After screening for the fastest-growing strain and optimizing methods for introducing DNA into those cells at high efficiencies, the team developed genome engineering tools to improve the performance of Vmax™ for common biotech applications, namely, recombinant protein expression and molecular cloning. These breakthroughs build on expertise gleaned during the creation of the first synthetic cell and first minimal cell and again position SGI at the forefront of synthetic biology.
The paper describing this work is the first peer-reviewed publication of its kind and was published online today in Nature Methods by Matthew T. Weinstock, Eric D. Hesek, Christopher M. Wilson, and Daniel G. Gibson.
“This work provides a game-changing alternative to E. coli, the organism that has been a laboratory staple for decades, and again highlights the rapid and innovative synthetic biology expertise we’ve developed at SGI. We are in the process of designing and synthesizing new Vmax™ cells that operate at even higher efficiencies and productivity as we move toward a next-generation host for protein production”, said Daniel Gibson, Vice President, DNA Technologies, SGI.
Commenting on the origin of the research, Todd Peterson, Chief Technology Officer at SGI stated, “Despite the known drawbacks and shortcomings, scientists have been necessitated to use E. coli as a laboratory host primarily because there have been no suitable alternatives. We deployed our synthetic biology expertise to develop a new host strain that will drastically improve upon the traditional methods and tools.”
Typical cloning projects using E. coli competent cells span several days starting from the time a cloning process is initiated to the time plasmid DNA is prepared. Cloning strategies employing Vmax™ developed by the SGI team shorten that time to as little as one day.
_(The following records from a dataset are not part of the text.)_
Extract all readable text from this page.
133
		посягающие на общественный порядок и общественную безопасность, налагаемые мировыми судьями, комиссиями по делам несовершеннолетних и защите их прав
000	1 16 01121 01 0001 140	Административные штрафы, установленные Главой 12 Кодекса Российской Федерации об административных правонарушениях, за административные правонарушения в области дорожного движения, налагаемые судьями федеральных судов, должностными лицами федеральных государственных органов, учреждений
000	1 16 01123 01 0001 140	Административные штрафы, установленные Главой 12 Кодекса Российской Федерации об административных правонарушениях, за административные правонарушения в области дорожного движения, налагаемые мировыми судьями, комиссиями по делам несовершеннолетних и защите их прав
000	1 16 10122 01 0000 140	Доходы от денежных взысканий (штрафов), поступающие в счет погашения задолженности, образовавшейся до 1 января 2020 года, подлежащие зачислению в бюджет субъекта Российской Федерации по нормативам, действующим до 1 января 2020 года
The advancements described by the team set the stage for commercialization of these next-generation cells for cloning and protein expression by SGI in the coming months. Vmax™ is compatible with most kits, reagents, growth medium, vectors, and procedures already entrenched in laboratories. Making these cells commercially available will accelerate the pace of global biotechnological research, making a far-reaching and lasting impact toward genetic exploration and discovery worldwide.
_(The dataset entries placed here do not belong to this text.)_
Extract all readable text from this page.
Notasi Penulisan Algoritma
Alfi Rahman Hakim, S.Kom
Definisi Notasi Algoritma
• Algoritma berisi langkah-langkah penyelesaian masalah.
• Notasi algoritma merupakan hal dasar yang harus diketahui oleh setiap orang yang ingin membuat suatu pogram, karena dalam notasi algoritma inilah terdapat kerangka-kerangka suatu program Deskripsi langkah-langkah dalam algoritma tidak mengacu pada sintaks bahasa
About Synthetic Genomics Inc.
Synthetic Genomics Inc. (SGI), located in La Jolla, CA, is a leader in the fields of synthetic biology and synthetic genomics, advancing genomics to better life. SGI applies its intellectual property in this rapidly evolving field to design and build biological systems solving global sustainability challenges. SGI serves three end markets: research, bioproduction, and applied products. The company’s research offerings, commercialized through its subsidiary SGI-DNA, are revolutionizing science and medicine with next-generation genomic solutions, including the world’s first DNA printer. SGI applies its integrated synthetic biology capabilities to reinvent bio-based production by improving existing production systems and developing novel, optimized production hosts. SGI develops its applied products, typically in partnership with leading global organizations, across a variety of industries including sustainable bio-fuels, sustainable crops, nutritional supplements, vaccines, and transplantable organs.
SGI-DNA, a wholly owned subsidiary of Synthetic Genomics, Inc (SGI), is responsible for all commercial aspects of SGI’s synthetic DNA business and focuses on strategic business relationships with both academic and commercial researchers. Building on the scientific advancements and breakthroughs from leading scientists such as J. Craig Venter, Ham Smith, Clyde Hutchison, Dan Gibson and their teams, SGI-DNA utilizes unique and proprietary DNA technologies to produce complex synthetic genes and reagents. SGI-DNA also offers the BioXp™ 3200 System, the world’s first DNA printer, in addition to a comprehensive suite of genomic services, including whole genome sequencing, library design, bioinformatics services, and reagent kits to enable synthetic biology.